A roundtable recently held by solar panel manufacturer Dualsun and the GoodPlanet Foundation in Paris highlighted the organizational and regulatory barriers holding back collective solar self-consumption in France, a model its proponents say is technically ready to scale.
Image: Marie Beyer
From pv magazine France
A recent roundtable in France brought together policymakers, utilities, and housing-sector representatives to examine how the country’s collective self-consumption model (autoconsommation collective, ACC) can scale, as grid operators warn that rapid growth in distributed solar is straining a network designed for centralized, one‑way power flows.
The event, held as part of the Vivre Ensemble exhibition in Paris, gathered key stakeholders to discuss collective self-consumption – the practice of sharing locally generated solar power among a defined group of producers and consumers within a given geographic perimeter.
France’s national electricity grid, designed around centralized, continuous power flows, is struggling to adapt to growing volumes of distributed renewable generation. Christophe Gros of Enedis, France’s distribution network operator, said the grid must now manage injection peaks with limited corresponding consumption, and that the solution lies not in consuming more energy but in electrifying more end uses and aligning consumption with periods of low prices.
Rémi Bastien of Enogrid, an ACC platform operator, said the shift in grid dynamics is significant: whereas the network was historically fed by producers on a continuous basis, generation and consumption are now matched in 15-minute intervals. ACC, he said, is becoming the technical lever for smoothing these mismatches and monetizing local production close to end users.
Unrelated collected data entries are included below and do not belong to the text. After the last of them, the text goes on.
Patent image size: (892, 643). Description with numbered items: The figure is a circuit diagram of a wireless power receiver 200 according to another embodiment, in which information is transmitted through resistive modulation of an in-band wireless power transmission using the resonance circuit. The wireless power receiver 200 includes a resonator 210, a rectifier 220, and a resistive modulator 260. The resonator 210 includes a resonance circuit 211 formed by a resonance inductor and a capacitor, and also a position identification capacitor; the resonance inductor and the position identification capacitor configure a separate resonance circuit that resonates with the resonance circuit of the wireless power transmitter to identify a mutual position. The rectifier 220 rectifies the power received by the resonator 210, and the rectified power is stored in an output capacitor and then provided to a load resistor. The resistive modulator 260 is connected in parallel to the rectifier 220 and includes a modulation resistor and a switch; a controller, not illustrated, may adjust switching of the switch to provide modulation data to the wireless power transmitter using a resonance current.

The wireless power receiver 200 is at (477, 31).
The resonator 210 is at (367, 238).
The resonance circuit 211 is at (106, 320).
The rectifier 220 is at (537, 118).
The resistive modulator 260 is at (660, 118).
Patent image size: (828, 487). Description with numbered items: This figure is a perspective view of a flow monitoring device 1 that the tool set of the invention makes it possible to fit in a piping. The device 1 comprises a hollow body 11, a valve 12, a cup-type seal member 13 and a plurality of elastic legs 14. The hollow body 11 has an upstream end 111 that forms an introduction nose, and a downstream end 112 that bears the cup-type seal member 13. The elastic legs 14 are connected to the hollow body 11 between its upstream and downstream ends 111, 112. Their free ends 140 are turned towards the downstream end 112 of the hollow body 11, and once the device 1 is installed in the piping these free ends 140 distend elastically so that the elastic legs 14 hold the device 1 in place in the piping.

Land and heritage constraints are proving a material obstacle, including for large asset owners. Alice Timsit, representing the city of Paris, acknowledged that not all rooftops in the capital can be equipped for solar, given oversight by France’s historic buildings authority – though she said only 10% of PV projects are currently rejected on those grounds.
To push beyond this ceiling, Paris has formally requested a derogation from the DGEC, France’s energy and climate directorate, to extend the ACC perimeter from the current limit to two kilometers. The aim is to enable larger-scale operations by integrating not only the 25% of Parisian housing stock classified as social housing, but also municipal real estate located in the suburbs.
Social housing represents a significant potential driver of ACC growth in France. Emmanuelle Cosse, president of the Union sociale pour l’habitat, the national federation of social housing landlords, said more than 50% of France’s social housing stock remains dependent on fossil fuels – a legacy of past policy choices. She said the path forward lies not in isolated interventions but in neighborhood-scale approaches that offer greater flexibility, though she acknowledged this requires bringing all parties to the table. She also stressed the need to guarantee supply security and service levels equivalent to existing gas boilers, which in turn requires building a reliable network of qualified professionals able to respond quickly.
When pv magazine France asked about a pending government decree on allocation keys – the rules determining how shared solar output is distributed among ACC participants – the response from the panel surprised attendees. What industry players had flagged as a critical issue was characterized by one panelist as a technical matter rather than a genuine obstacle. Enogrid, which had previously described the allocation key question as critical in comments to pv magazine France, appeared to step back from that position at the event. The issue remains unresolved.